Wilson had just come home from her job as the in-school suspension teacher at Chewning Middle School when an unusual sound drew her out of her apartment. "I just heard this noise at my door. It sounded like when you ruffle plastic. It kept getting louder and louder," said Wilson. After opening her front door to discover the burning breezeway and stairs, Wilson knew she had to get out. "I came down the steps sideways to keep the flames from catching my clothes," she said. It was about 4 p.m. when Takisha Gordon pulled into a parking space in front of an apartment adjacent to the burning buildings and noticed tall flames shooting from the roofs. "I saw it and I called and I couldn't get an answer through 911. I called several times and then I ran up to the leasing office. I just opened the door and said, 'There's a fire!' " Gordon said.

Not long after fire trucks began arriving on the scene, Sherri Pace, who lives in a unit on the opposite side of the complex from where the fire was, said she heard what sounded like an explosion. "My walls shook. I had a glass of water on the table and the water actually spilled out. That's how loud it was," she said.
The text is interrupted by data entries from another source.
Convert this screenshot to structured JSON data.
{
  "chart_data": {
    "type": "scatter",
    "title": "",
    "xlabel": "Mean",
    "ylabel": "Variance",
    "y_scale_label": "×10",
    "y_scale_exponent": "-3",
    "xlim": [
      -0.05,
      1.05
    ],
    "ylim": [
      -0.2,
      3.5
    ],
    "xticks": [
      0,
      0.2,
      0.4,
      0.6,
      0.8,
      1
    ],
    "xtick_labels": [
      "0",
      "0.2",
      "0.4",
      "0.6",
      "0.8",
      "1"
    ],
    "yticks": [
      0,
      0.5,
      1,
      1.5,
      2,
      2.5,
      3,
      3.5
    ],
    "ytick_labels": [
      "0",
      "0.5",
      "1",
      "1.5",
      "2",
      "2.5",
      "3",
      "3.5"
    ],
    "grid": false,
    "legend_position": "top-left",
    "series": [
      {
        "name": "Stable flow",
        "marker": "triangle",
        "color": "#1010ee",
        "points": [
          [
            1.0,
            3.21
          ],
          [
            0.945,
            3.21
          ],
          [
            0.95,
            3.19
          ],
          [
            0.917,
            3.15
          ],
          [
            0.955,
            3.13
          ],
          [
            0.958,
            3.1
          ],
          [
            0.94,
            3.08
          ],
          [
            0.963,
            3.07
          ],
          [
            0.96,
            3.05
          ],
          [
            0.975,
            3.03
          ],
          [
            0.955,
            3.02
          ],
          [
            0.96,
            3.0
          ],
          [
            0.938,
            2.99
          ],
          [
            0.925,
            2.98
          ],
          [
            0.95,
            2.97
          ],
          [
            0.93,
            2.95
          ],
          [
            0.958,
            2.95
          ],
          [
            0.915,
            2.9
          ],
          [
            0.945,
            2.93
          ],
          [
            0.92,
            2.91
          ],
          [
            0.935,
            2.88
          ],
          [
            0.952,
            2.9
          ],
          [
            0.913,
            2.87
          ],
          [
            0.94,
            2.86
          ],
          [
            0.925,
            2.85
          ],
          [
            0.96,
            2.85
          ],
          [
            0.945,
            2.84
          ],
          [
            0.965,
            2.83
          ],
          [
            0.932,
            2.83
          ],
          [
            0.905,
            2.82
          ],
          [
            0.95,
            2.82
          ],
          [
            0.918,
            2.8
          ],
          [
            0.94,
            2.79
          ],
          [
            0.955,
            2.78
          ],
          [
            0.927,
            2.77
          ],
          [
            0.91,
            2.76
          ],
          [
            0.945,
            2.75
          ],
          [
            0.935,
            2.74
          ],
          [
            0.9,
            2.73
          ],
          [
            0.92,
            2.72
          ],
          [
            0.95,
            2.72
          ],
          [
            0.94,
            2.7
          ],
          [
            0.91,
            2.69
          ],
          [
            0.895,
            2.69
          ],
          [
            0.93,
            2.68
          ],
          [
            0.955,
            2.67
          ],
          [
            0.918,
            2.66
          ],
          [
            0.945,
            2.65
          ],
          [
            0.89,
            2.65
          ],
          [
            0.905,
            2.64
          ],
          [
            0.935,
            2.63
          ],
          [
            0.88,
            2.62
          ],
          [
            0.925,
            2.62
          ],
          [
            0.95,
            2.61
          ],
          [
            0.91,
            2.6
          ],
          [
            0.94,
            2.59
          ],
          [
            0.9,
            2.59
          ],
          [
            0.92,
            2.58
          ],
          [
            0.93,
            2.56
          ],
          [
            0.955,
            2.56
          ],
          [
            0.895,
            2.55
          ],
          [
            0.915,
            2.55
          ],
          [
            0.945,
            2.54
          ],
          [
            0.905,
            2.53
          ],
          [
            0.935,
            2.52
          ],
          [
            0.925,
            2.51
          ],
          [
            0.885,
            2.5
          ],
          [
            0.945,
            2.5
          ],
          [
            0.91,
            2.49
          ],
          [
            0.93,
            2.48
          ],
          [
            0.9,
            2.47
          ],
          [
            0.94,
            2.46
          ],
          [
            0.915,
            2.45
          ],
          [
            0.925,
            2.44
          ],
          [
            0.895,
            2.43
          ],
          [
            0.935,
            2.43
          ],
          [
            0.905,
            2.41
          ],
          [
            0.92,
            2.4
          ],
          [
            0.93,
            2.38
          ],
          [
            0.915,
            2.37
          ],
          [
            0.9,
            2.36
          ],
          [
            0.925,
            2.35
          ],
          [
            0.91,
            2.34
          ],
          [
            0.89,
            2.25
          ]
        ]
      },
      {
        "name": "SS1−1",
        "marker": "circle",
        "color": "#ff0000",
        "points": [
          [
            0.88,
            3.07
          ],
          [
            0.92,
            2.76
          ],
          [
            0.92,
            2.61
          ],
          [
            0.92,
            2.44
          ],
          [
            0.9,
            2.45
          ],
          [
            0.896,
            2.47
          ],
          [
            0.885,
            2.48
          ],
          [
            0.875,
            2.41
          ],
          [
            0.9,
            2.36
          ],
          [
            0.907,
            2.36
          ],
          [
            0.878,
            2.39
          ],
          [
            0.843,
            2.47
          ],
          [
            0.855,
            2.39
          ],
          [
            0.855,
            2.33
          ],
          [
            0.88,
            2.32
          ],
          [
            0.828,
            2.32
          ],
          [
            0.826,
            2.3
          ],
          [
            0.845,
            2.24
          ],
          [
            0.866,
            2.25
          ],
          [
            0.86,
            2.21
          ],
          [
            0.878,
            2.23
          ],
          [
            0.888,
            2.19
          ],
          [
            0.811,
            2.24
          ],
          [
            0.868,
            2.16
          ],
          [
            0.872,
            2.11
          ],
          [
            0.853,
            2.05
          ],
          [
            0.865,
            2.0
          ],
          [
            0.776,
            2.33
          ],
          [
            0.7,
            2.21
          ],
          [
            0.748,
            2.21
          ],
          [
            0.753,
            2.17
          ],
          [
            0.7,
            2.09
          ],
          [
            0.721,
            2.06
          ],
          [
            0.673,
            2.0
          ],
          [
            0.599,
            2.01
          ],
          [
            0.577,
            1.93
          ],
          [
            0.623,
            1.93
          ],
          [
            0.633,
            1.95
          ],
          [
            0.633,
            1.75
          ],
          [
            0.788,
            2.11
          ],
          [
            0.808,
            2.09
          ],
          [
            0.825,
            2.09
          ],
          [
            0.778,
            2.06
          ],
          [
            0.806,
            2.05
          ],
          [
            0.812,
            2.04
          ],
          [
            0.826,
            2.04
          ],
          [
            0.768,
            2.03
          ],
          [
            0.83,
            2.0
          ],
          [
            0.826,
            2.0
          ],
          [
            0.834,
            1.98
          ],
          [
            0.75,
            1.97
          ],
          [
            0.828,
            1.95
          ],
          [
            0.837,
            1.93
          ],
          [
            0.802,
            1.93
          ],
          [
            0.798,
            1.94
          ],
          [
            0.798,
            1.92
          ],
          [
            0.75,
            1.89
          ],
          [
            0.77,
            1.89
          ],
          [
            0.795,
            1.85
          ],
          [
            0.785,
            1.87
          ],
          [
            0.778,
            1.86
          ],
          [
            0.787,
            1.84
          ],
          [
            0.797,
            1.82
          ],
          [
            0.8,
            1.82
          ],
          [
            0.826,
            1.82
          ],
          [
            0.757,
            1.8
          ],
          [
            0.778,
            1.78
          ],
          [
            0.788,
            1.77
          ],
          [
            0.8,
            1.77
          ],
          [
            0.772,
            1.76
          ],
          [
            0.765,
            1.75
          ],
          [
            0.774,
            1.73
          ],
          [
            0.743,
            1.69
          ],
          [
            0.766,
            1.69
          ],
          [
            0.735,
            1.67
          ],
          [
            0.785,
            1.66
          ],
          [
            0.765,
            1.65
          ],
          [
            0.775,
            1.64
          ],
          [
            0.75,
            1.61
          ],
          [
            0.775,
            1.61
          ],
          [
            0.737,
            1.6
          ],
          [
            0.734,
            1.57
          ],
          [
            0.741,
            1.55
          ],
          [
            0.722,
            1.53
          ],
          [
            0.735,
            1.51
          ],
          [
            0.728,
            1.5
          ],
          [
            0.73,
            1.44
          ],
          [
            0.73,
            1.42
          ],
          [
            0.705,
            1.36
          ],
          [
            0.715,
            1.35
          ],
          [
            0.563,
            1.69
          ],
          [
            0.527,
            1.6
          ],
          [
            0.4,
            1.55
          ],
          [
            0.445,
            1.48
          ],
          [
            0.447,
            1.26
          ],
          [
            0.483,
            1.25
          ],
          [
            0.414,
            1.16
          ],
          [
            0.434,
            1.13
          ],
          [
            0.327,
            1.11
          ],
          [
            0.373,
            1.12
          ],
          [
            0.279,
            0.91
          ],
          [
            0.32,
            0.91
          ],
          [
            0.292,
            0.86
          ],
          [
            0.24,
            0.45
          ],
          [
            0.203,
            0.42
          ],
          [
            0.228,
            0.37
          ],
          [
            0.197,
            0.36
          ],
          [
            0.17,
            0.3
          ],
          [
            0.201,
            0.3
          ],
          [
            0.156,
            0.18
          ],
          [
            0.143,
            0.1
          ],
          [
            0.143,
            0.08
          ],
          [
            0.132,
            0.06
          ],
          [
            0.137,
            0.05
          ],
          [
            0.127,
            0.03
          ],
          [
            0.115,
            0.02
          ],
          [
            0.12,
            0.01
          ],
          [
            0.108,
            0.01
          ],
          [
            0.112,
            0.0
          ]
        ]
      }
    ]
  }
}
Other neighbors described hearing what sounded like "a big boom." Kim Morrison was coming home from work when she heard what sounded to her like a car backfiring.

Janetta said investigators aren't yet able to explain the sound of the explosion at this point in the investigation. Wilson's son, Jamal, left for the bank 10 minutes before his mother fled the building, he said. When he returned to the complex to find it swarming with fire engines and police cruisers, he said he ran toward his apartment building and found it swallowed by the blaze. "When I realized what building, I didn't know if my mom got out," Jamal Wilson said. He soon found her at the apartment complex, shaken but safe. Wilson and the other families displaced by the fire began meeting with a Red Cross representative to discuss housing options and further assistance Thursday evening.

Wilson said the apartment management company would put her in a new unit for Thursday night but that she hadn't yet renewed her renters' insurance and didn't know what she would do about her lost possessions. "I had some very expensive paintings I adored, and my mother's family Bible, and my mother is deceased," she said, her eyes brimming with tears. "And all my clothes, my son's clothes, shoes, my coffee pots ... I don't know what I'll do without my coffee tomorrow."